Questo è un punto decisivo, che conferma il fatto che l’intelligenza artificiale generativa è davvero una sfida alla nostra umanità, in questo caso quella dell’imprenditore, del manager, del professionista, dell’investitore. Se essi decideranno di prendere la via breve, quella che abbatte immediatamente i costi e quindi elimina il giovane “apprendista”, la prospettiva è quella di andare incontro a un fenomeno che possiamo definire “inverno demografico del lavoro”. Si tratta della variante in ambito lavorativo del drammatico calo delle nascite che da decenni purtroppo affligge il nostro Paese. Se tra i decisori aziendali prevalessero le scelte di corto respiro e fondate solo sul taglio immediato dei costi, nel medio-lungo periodo rischiamo di avere la sostituzione non etnica ma lavorativa dei giovani con i software di intelligenza artificiale generativa. Il risultato finale  sarebbe l’azzeramento (o quasi) in diversi settori di intere coorti di lavoratori e anche la fine di quel rapporto formativo tra “maestro” e “allievo” che, a volte esplicitamente, a volte fattualmente, ha caratterizzato l’ingresso delle nuove generazioni nel mondo del lavoro.

È evidente che la scelta migliore, quella davvero generativa, consiste nell’affiancare al giovane in azienda l’intelligenza artificiale generativa e insegnargli come utilizzarla, in modo tale da velocizzare il proprio lavoro e migliorare il proprio rendimento, delegando al software le azioni più monotone e ripetitive. 

Tutto si gioca nelle scelte che manager, imprenditori, professionisti, investitori sceglieranno di assumere da qui ai prossimi anni. Saranno attratti da iniziative in cui il “Ritorno sulla società” (ROS) sia in equilibrio con il ritorno sull’investimento (ROI), come auspicato da Nicola Palmarini – esperto in innovazione e longevità, direttore del NICA – UK National Innovation Centre for Ageing e componente del comitato scientifico della Fondazione Pensiero Solido – nella sua intervista a Forbes di pochi mesi fa? Oppure ripiegheranno solo su un concetto ristretto di profitto?

Sia chiaro: come ha detto Tito Boeri nella sua intervista a La Stampa del 31 ottobre, con ľ’intelligenza artificiale generativa, si aprono scenari inediti e diversi rispetto a quelli che sono stati analizzatI finora. Ma di questo progresso abbiamo bisogno. Non possiamo farne a meno. Non è un’opzione rinunciarci, dobbiamo imparare a gestirlo per evitare che ci siano conseguenze svantaggiose. Indietro non si torna. L’intelligenza artificiale generativa ci apre prospettive straordinarie. Tuttavia essa è uno specchio, riflette quello che noi ci mettiamo dentro e ci mette di fronte a scelte strategiche da compiere. 

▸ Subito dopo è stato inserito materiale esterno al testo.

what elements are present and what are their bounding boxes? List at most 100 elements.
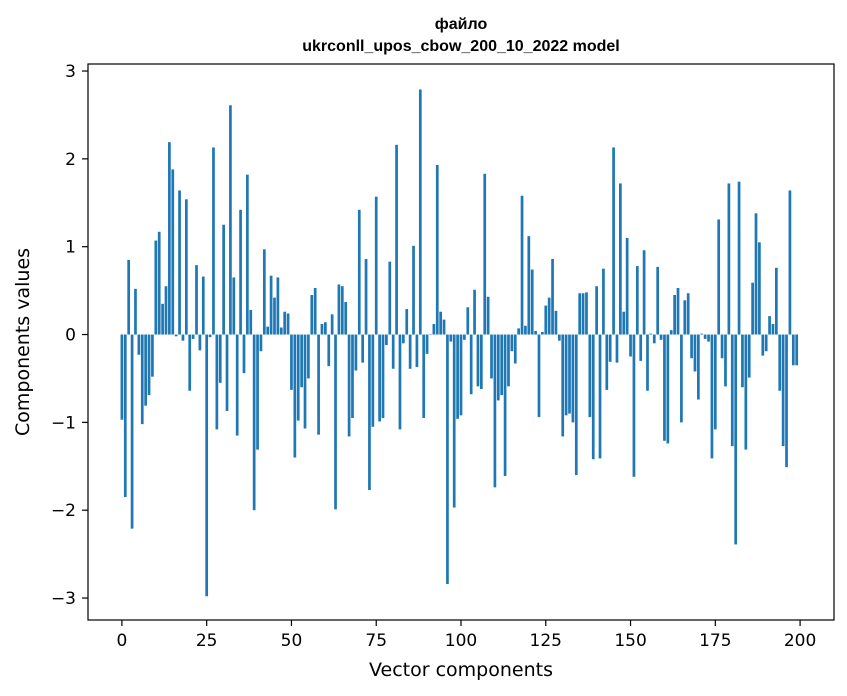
bar: [422, 334, 426, 418]
bar: [262, 249, 266, 335]
bar: [252, 334, 256, 511]
bar: [364, 259, 368, 335]
bar: [476, 334, 480, 387]
bar: [557, 334, 561, 341]
bar: [537, 334, 541, 418]
bar: [283, 311, 287, 335]
bar: [741, 334, 744, 388]
bar: [758, 242, 761, 335]
bar: [381, 334, 385, 418]
bar: [520, 195, 524, 335]
bar: [466, 307, 470, 335]
bar: [683, 300, 687, 335]
bar: [442, 319, 446, 335]
plot-frame: [87, 63, 835, 621]
bar: [700, 333, 704, 335]
bar: [561, 334, 565, 437]
bar: [276, 277, 280, 335]
chart-title: файло: [435, 16, 488, 33]
bar: [134, 288, 137, 335]
bar: [635, 266, 639, 335]
bar: [357, 209, 361, 335]
bar: [371, 334, 375, 427]
bar: [554, 310, 558, 335]
x-tick-label: 75: [365, 631, 387, 651]
bar: [351, 334, 354, 418]
bar: [235, 334, 239, 436]
bar: [402, 334, 405, 344]
x-tick-label: 0: [116, 631, 127, 651]
bar: [469, 334, 473, 395]
bar: [320, 323, 324, 335]
bar: [205, 334, 209, 597]
bar: [208, 334, 212, 338]
bar: [771, 323, 775, 335]
bar: [629, 334, 632, 357]
bar: [188, 334, 192, 391]
bar: [717, 219, 721, 335]
bar: [768, 316, 771, 335]
bar: [161, 303, 164, 335]
bar: [215, 334, 219, 430]
bar: [256, 334, 259, 450]
bar: [412, 245, 415, 335]
bar: [517, 328, 520, 335]
bar: [405, 309, 409, 335]
bar: [730, 334, 734, 447]
bar: [140, 334, 144, 425]
bar: [602, 268, 605, 335]
bar: [754, 213, 758, 335]
bar: [496, 334, 500, 401]
bar: [296, 334, 300, 421]
bars-group: [120, 89, 799, 597]
bar: [218, 334, 222, 383]
bar: [585, 292, 588, 335]
bar: [785, 334, 788, 468]
bar: [652, 334, 656, 344]
bar: [676, 287, 680, 335]
bar: [310, 295, 314, 335]
bar: [564, 334, 568, 416]
bar: [418, 89, 422, 335]
bar: [507, 334, 510, 387]
bar: [781, 334, 785, 447]
bar: [751, 282, 754, 335]
bar: [591, 334, 595, 460]
bar: [269, 275, 273, 335]
bar: [483, 173, 487, 335]
bar: [446, 334, 449, 584]
bar: [330, 314, 334, 335]
bar: [734, 334, 738, 545]
bar: [130, 334, 134, 529]
bar: [551, 259, 554, 335]
chart-subtitle: ukrconll_upos_cbow_200_10_2022 model: [302, 38, 619, 55]
bar: [666, 334, 670, 444]
bar: [524, 325, 527, 335]
bar: [198, 334, 202, 351]
y-tick-label: 3: [65, 62, 76, 82]
y-tick-label: −1: [51, 413, 76, 433]
bar: [385, 334, 388, 346]
bar: [449, 334, 453, 342]
bar: [710, 334, 714, 459]
bar: [656, 266, 660, 335]
bar: [642, 250, 646, 335]
bar: [619, 183, 622, 335]
bar: [212, 147, 215, 335]
x-tick-label: 50: [281, 631, 303, 651]
bar: [625, 237, 629, 335]
bar: [324, 322, 327, 335]
bar: [764, 334, 768, 352]
bar: [181, 334, 185, 341]
bar: [300, 334, 303, 388]
bar: [395, 144, 398, 335]
bar: [612, 147, 615, 335]
bar: [266, 326, 270, 335]
bar: [378, 334, 381, 422]
bar: [334, 334, 337, 510]
bar: [500, 334, 504, 396]
bar: [541, 331, 544, 335]
bar: [249, 309, 253, 335]
bar: [510, 334, 514, 352]
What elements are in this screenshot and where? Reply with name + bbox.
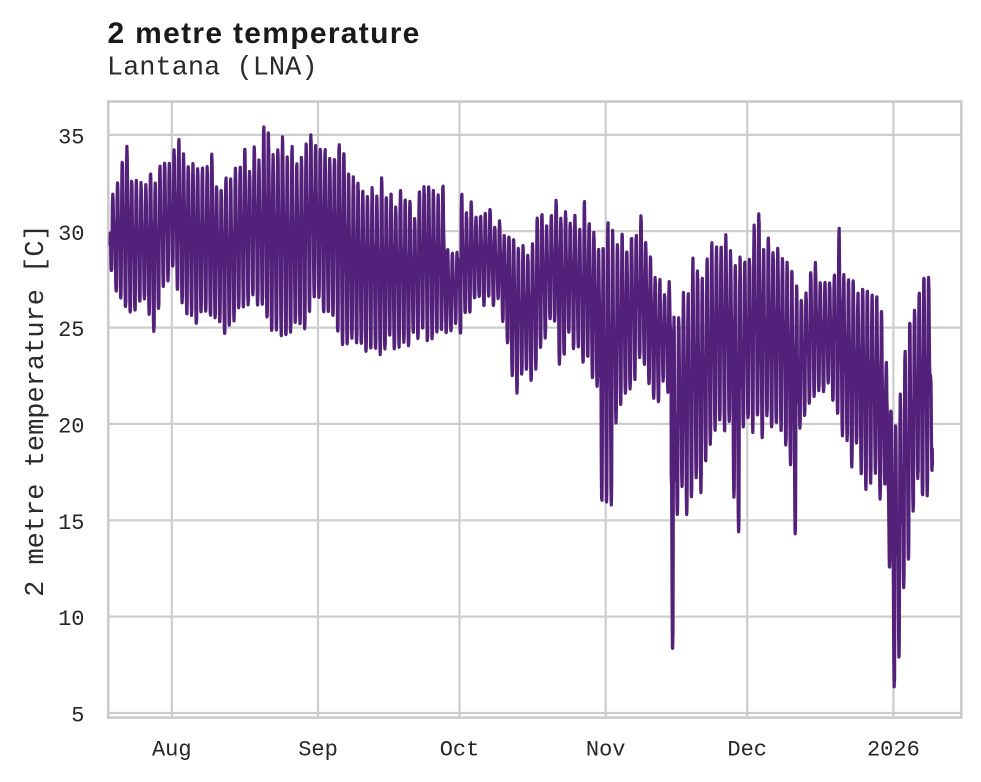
svg-text:2026: 2026 [867, 737, 920, 762]
svg-text:Lantana (LNA): Lantana (LNA) [107, 53, 318, 83]
svg-text:Aug: Aug [152, 737, 192, 762]
svg-text:10: 10 [58, 607, 84, 632]
svg-text:Dec: Dec [727, 737, 767, 762]
svg-text:20: 20 [58, 415, 84, 440]
svg-text:2 metre temperature: 2 metre temperature [108, 17, 421, 50]
svg-text:Oct: Oct [440, 737, 480, 762]
svg-text:Nov: Nov [586, 737, 626, 762]
svg-text:35: 35 [58, 126, 84, 151]
svg-text:5: 5 [71, 704, 84, 729]
svg-text:25: 25 [58, 318, 84, 343]
svg-text:Sep: Sep [298, 737, 338, 762]
svg-text:15: 15 [58, 511, 84, 536]
svg-text:2 metre temperature [C]: 2 metre temperature [C] [22, 224, 52, 597]
svg-text:30: 30 [58, 222, 84, 247]
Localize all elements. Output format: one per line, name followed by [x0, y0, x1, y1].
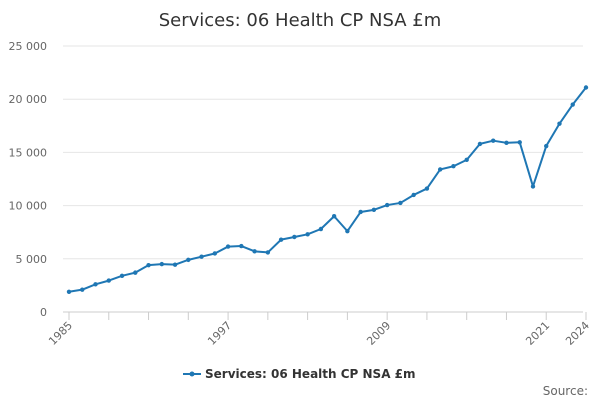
data-point [491, 138, 495, 142]
data-point [385, 203, 389, 207]
legend[interactable]: Services: 06 Health CP NSA £m [183, 367, 416, 381]
data-point [464, 158, 468, 162]
data-point [226, 244, 230, 248]
data-point [292, 235, 296, 239]
y-tick-label: 0 [40, 306, 47, 319]
data-point [398, 201, 402, 205]
data-point [345, 229, 349, 233]
data-point [67, 290, 71, 294]
x-tick-label: 1997 [205, 319, 234, 348]
x-axis: 1985 1997 2009 2021 2024 [46, 312, 592, 348]
source-label: Source: [543, 384, 588, 398]
data-point [186, 258, 190, 262]
data-point [93, 282, 97, 286]
x-tick-label: 2024 [563, 319, 592, 348]
data-point [160, 262, 164, 266]
data-point [557, 121, 561, 125]
y-tick-label: 10 000 [9, 200, 48, 213]
data-point [252, 249, 256, 253]
data-point [571, 102, 575, 106]
data-point [425, 186, 429, 190]
data-point [173, 262, 177, 266]
data-point [332, 214, 336, 218]
x-tick-label: 1985 [46, 319, 75, 348]
data-point [544, 144, 548, 148]
data-point [239, 244, 243, 248]
chart: Services: 06 Health CP NSA £m 0 5 000 10 0… [0, 0, 600, 400]
x-tick-label: 2021 [523, 319, 552, 348]
y-tick-label: 20 000 [9, 93, 48, 106]
data-point [531, 184, 535, 188]
data-point [411, 193, 415, 197]
data-point [279, 237, 283, 241]
data-point [584, 85, 588, 89]
data-point [266, 250, 270, 254]
data-point [504, 141, 508, 145]
data-point [478, 142, 482, 146]
data-point [438, 167, 442, 171]
data-point [451, 164, 455, 168]
data-point [146, 263, 150, 267]
data-point [80, 287, 84, 291]
data-point [133, 270, 137, 274]
series-group [67, 85, 588, 294]
y-tick-label: 25 000 [9, 40, 48, 53]
data-point [319, 227, 323, 231]
legend-marker-swatch [190, 372, 195, 377]
data-point [305, 232, 309, 236]
data-point [358, 210, 362, 214]
x-tick-label: 2009 [364, 319, 393, 348]
data-point [120, 274, 124, 278]
y-tick-label: 15 000 [9, 146, 48, 159]
series-line [69, 87, 586, 291]
data-point [199, 254, 203, 258]
data-point [213, 251, 217, 255]
data-point [372, 208, 376, 212]
data-point [107, 278, 111, 282]
data-point [518, 140, 522, 144]
chart-title: Services: 06 Health CP NSA £m [159, 10, 442, 31]
y-axis: 0 5 000 10 000 15 000 20 000 25 000 [9, 40, 48, 319]
y-tick-label: 5 000 [16, 253, 48, 266]
legend-label: Services: 06 Health CP NSA £m [205, 367, 416, 381]
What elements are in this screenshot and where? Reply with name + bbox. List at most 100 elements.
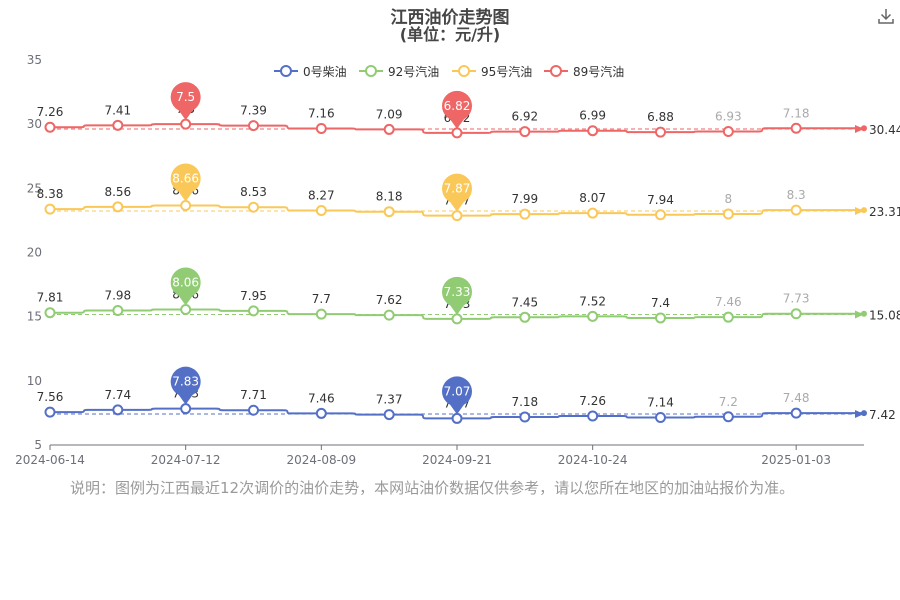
data-label: 7.48 xyxy=(783,391,810,405)
average-label: 23.31 xyxy=(869,205,900,219)
data-label: 7.56 xyxy=(37,390,64,404)
data-point xyxy=(790,308,802,320)
data-point xyxy=(248,305,259,317)
series-end-dot xyxy=(861,310,867,317)
data-point xyxy=(180,118,192,130)
data-point xyxy=(722,311,734,323)
y-tick-label: 15 xyxy=(27,310,42,324)
data-label: 7.26 xyxy=(37,105,64,119)
data-point xyxy=(44,307,56,319)
data-label: 7.26 xyxy=(579,394,606,408)
data-label: 7.74 xyxy=(104,388,131,402)
data-point xyxy=(315,123,327,135)
data-label: 6.88 xyxy=(647,110,674,124)
data-point xyxy=(722,208,734,220)
data-point xyxy=(655,412,666,424)
marker-pin xyxy=(442,276,472,307)
data-point xyxy=(790,122,802,134)
data-label: 7.98 xyxy=(104,289,131,303)
legend-swatch-dot xyxy=(458,65,470,77)
data-point xyxy=(248,201,259,213)
series-end-dot xyxy=(861,207,867,214)
data-point xyxy=(451,127,463,139)
data-label: 7.39 xyxy=(240,104,267,118)
data-point xyxy=(315,205,327,217)
data-point xyxy=(451,412,463,424)
data-label: 8.38 xyxy=(37,187,64,201)
marker-pin xyxy=(442,376,472,407)
data-point xyxy=(722,411,734,423)
data-label: 7.16 xyxy=(308,107,335,121)
marker-label: 7.83 xyxy=(172,375,199,389)
data-label: 8.18 xyxy=(376,190,403,204)
average-label: 7.42 xyxy=(869,408,896,422)
data-label: 8.07 xyxy=(579,191,606,205)
x-tick-label: 2025-01-03 xyxy=(761,453,831,467)
data-label: 8.53 xyxy=(240,185,267,199)
series-end-dot xyxy=(861,410,867,417)
data-label: 8 xyxy=(725,192,733,206)
data-point xyxy=(519,411,531,423)
data-point xyxy=(451,210,463,222)
data-point xyxy=(451,313,463,325)
marker-label: 7.87 xyxy=(444,182,471,196)
series-end-dot xyxy=(861,125,867,132)
data-point xyxy=(587,125,599,137)
data-point xyxy=(587,410,599,422)
data-point xyxy=(519,126,531,138)
data-label: 6.99 xyxy=(579,109,606,123)
marker-pin xyxy=(442,173,472,204)
data-point xyxy=(112,201,124,213)
marker-label: 7.5 xyxy=(176,90,195,104)
data-point xyxy=(383,309,395,321)
data-point xyxy=(112,404,124,416)
legend-swatch-dot xyxy=(550,65,562,77)
marker-label: 8.66 xyxy=(172,172,199,186)
x-tick-label: 2024-09-21 xyxy=(422,453,492,467)
data-point xyxy=(248,404,259,416)
data-label: 7.45 xyxy=(511,295,538,309)
marker-label: 7.07 xyxy=(444,384,471,398)
data-label: 7.2 xyxy=(719,395,738,409)
download-icon[interactable] xyxy=(876,6,896,26)
data-label: 7.7 xyxy=(312,292,331,306)
x-tick-label: 2024-08-09 xyxy=(286,453,356,467)
data-label: 7.94 xyxy=(647,193,674,207)
y-tick-label: 30 xyxy=(27,117,42,131)
legend-label: 95号汽油 xyxy=(481,64,532,79)
chart-subtitle: (单位：元/升) xyxy=(399,25,501,44)
data-point xyxy=(112,305,124,317)
chart-title: 江西油价走势图 xyxy=(390,8,510,28)
y-tick-label: 25 xyxy=(27,181,42,195)
data-label: 8.3 xyxy=(787,188,806,202)
data-label: 7.18 xyxy=(783,106,810,120)
data-point xyxy=(383,206,395,218)
data-point xyxy=(587,310,599,322)
chart-note: 说明：图例为江西最近12次调价的油价走势，本网站油价数据仅供参考，请以您所在地区… xyxy=(70,479,795,497)
data-label: 7.81 xyxy=(37,291,64,305)
data-point xyxy=(383,409,395,421)
data-label: 7.99 xyxy=(511,192,538,206)
y-tick-label: 10 xyxy=(27,374,42,388)
data-point xyxy=(315,308,327,320)
data-label: 7.46 xyxy=(308,391,335,405)
average-label: 15.08 xyxy=(869,309,900,323)
data-label: 6.92 xyxy=(511,110,538,124)
data-label: 7.18 xyxy=(511,395,538,409)
data-point xyxy=(383,123,395,135)
data-point xyxy=(180,403,192,415)
y-tick-label: 5 xyxy=(34,438,42,452)
x-tick-label: 2024-07-12 xyxy=(151,453,221,467)
x-tick-label: 2024-06-14 xyxy=(15,453,85,467)
marker-label: 8.06 xyxy=(172,275,199,289)
legend-swatch-dot xyxy=(365,65,377,77)
marker-pin xyxy=(442,90,472,121)
data-point xyxy=(655,312,666,324)
data-point xyxy=(44,121,56,133)
data-label: 7.41 xyxy=(104,103,131,117)
legend-label: 92号汽油 xyxy=(388,64,439,79)
data-point xyxy=(180,200,192,212)
data-point xyxy=(519,208,531,220)
marker-pin xyxy=(170,366,201,397)
data-point xyxy=(315,407,327,419)
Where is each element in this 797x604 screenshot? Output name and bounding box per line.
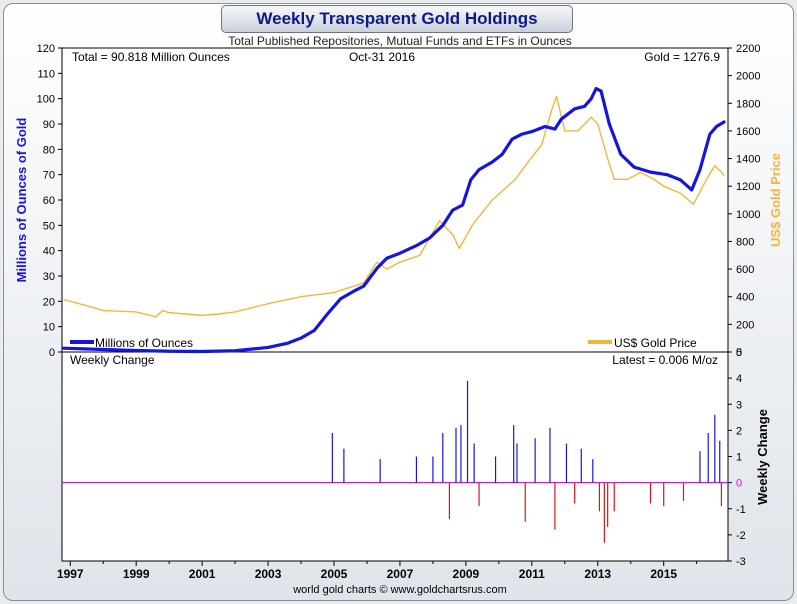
y-tick-label-price: 400 <box>736 292 754 304</box>
series-line-holdings <box>62 86 726 354</box>
y-tick-label-holdings: 70 <box>43 170 55 182</box>
y-tick-label-holdings: 10 <box>43 322 55 334</box>
subtitle: Total Published Repositories, Mutual Fun… <box>228 34 572 48</box>
y-axis-label-change: Weekly Change <box>755 409 770 505</box>
chart-title: Weekly Transparent Gold Holdings <box>221 5 573 33</box>
x-tick-label: 2005 <box>321 567 348 581</box>
x-tick-label: 2007 <box>387 567 414 581</box>
info-gold: Gold = 1276.9 <box>644 50 720 64</box>
y-tick-label-holdings: 20 <box>43 296 55 308</box>
y-axis-label-holdings: Millions of Ounces of Gold <box>14 118 29 283</box>
y-tick-label-change: 2 <box>736 425 742 437</box>
y-tick-label-price: 1800 <box>736 98 760 110</box>
x-tick-label: 2003 <box>255 567 282 581</box>
y-tick-label-holdings: 90 <box>43 119 55 131</box>
x-tick-label: 2015 <box>650 567 677 581</box>
y-tick-label-holdings: 50 <box>43 220 55 232</box>
legend-price-label: US$ Gold Price <box>614 336 697 350</box>
y-tick-label-price: 1200 <box>736 181 760 193</box>
y-tick-label-holdings: 0 <box>49 347 55 359</box>
y-tick-label-price: 0 <box>736 347 742 359</box>
info-latest: Latest = 0.006 M/oz <box>612 353 718 367</box>
info-total: Total = 90.818 Million Ounces <box>72 50 230 64</box>
y-tick-label-price: 2200 <box>736 43 760 55</box>
y-tick-label-change: 5 <box>736 347 742 359</box>
y-tick-label-change: 3 <box>736 399 742 411</box>
y-tick-label-price: 1400 <box>736 154 760 166</box>
x-tick-label: 2001 <box>189 567 216 581</box>
y-tick-label-change: 0 <box>736 478 742 490</box>
y-axis-label-price: US$ Gold Price <box>768 153 783 247</box>
lower-panel-title: Weekly Change <box>70 353 155 367</box>
footer-credit: world gold charts © www.goldchartsrus.co… <box>292 584 507 596</box>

Come sostiene Cosimo Accoto – filosofo del digitale, research affiliate e fellow al MIT di Boston e componente del comitato scientifico della Fondazione Pensiero Solido – tutti si affannano a cercare regole. L’arrivo di un’Al estrattiva, discriminativa, predittiva, generativa e agentiva…apre una nuova fase di incertezza interpretativa intorno all’orizzonte del futuro del lavoro. Si avvierà una nuova dialettica intricata e aperta tra “automation” (sostituzione), “heteromation” (subordinazione) e “augmentation” (aumentazione) dagli esiti incerti, in sperimentazione e tutti da studiare.

In questo scenario, USA, Europa, G7 si affannano a cercare regole e leggi, capaci di forzare dall’esterno imprenditori e investitori verso le scelte socialmente più responsabili.  Da sempre in fondo questo è il compito delle leggi. E se al potere delle leggi affiancassimo e facessimo leva sul fatto che non sempre e non tutti gli esseri umani decidono in base al proprio immediato tornaconto e che vi sono imprenditori, manager, investitori capaci di scelte lungimiranti e generative non in forza di una legge esterna ma di valori e ideali?